Low frequency EMF

Low-frequency electric and magnetic fields occur wherever electrical energy is generated, transported or applied. In everyday life, we mainly encounter electric and magnetic fields generated by power supply (50 Hz) and electrified traffic systems. Due to physical properties, effects of electric and magnetic fields can be studied separately in the low-frequency range.

The electric field is generated by an electric tension between two conductors. Electric fields are measured in V/m (volts per meter). The most well-known instance is the electric field generated by a condenser.

Shielding from electric fields is easily achieved, e.g. by lining rooms with conductive and earthed wallpaper (Faraday cage). Due to residual moisture (conductivity) in walls and plastering, they hardly ever enter into buildings from the outside; similarly they hardly ever enter the body due to the human skin’s relatively solid conductivity, thus essentially only causing surface effects.

As a reaction to the charge present on the body’s surface, e.g. body hair is raised and vibrates at the frequency of the causative field. Most people realize this effect starting at a field intensity of 1 kV/m. When increasing field intensity to even higher values, some people additionally sense a rather unpleasant but also harmless tingling of the skin. Irritating effects due to internal shock currents can be excluded as a matter of principle.

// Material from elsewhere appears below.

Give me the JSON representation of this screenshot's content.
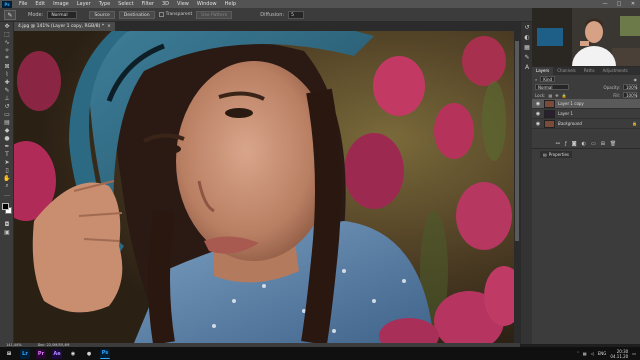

In Germany, low-frequency EMF are covered by the "Verordnung über elektromagnetische Felder – 26. BImSchV" ("Ordinance on Electromagnetic Fields") as amended 14 August 2013. This ordinance refers to the most important installation types such as high-voltage lines, underground cables, transformers as well as railway and power supply installations. It specifies thresholds which are also contained in table and table.

Table 3.148: Examples for the exposition of low-frequency electric fields (effective values)

Table 3.149: Examples for the exposition of low-frequency magnetic fields (effective values)

The magnetic field is generated in a ring shape surrounding active conductors and decreases at increasing distance. Magnetic fields can only be passed around areas in need of protection through the use of magnetically conductive materials (shielding).

Measuring of magnetic fields H is carried out in A/m (amperes per meter); however, for the most part magnetic induction B with the measurement unit T (Tesla) has become established instead. In the air, the following applies: 1 A/m = 4 · π · 10−7 T = 1.2566 μT.

Low-frequency magnetic fields penetrate the human body and induce eddy currents, which can cause nerve or muscle irritations as well as optical flicker. The typical threshold for phenomena of this nature lies at fields of 50 Hz, and 2 mT for the most sensitive test subjects, while even extended exposure in the range between 1 mT and 20 mT have not shown any long-term consequences.

For comparison (see also table): The maximum value for mains-frequency magnetic fields at the patient's position must not exceed 4 x 10−7= 0.4 μT to facilitate interference-free registration of ECGs (electrocardiograms). These thresholds are usually met at a distance of 6 m from transformers and motors with powers of up to 3 kW (see also chapter 6.8 "Medical use rooms"). Lighting installations meet this value at a distance of ca. 1 m. Induction in patients’ occupied areas is lower than 0.1 μT. For electronic control gear, the value is even lower. A magnetic resonance tomograph generates a magnetic field of up to 3 Tesla.

Thresholds for interference-free recording of EEG (electroencephalogram) and EMG (electromyogram) signals according to DIN VDE 0100-710/EN ISO 11197 (regarding medical supply units) lie at 0.2 μT and 0.1 μT respectively.

Under the influence of weak magnetic fields, a decreased release of the sleep hormone melatonin and associated sleep disorders as well as psychological impairments (depression) were discovered.

Epidemiological studies investigating the connection between illness and fatality statistics and the ranges affecting human beings failed to show e.g. significant damage caused by high-voltage lines, particularly in terms of increased cancer risks (leukaemia, brain tumours) caused by magnetic fields.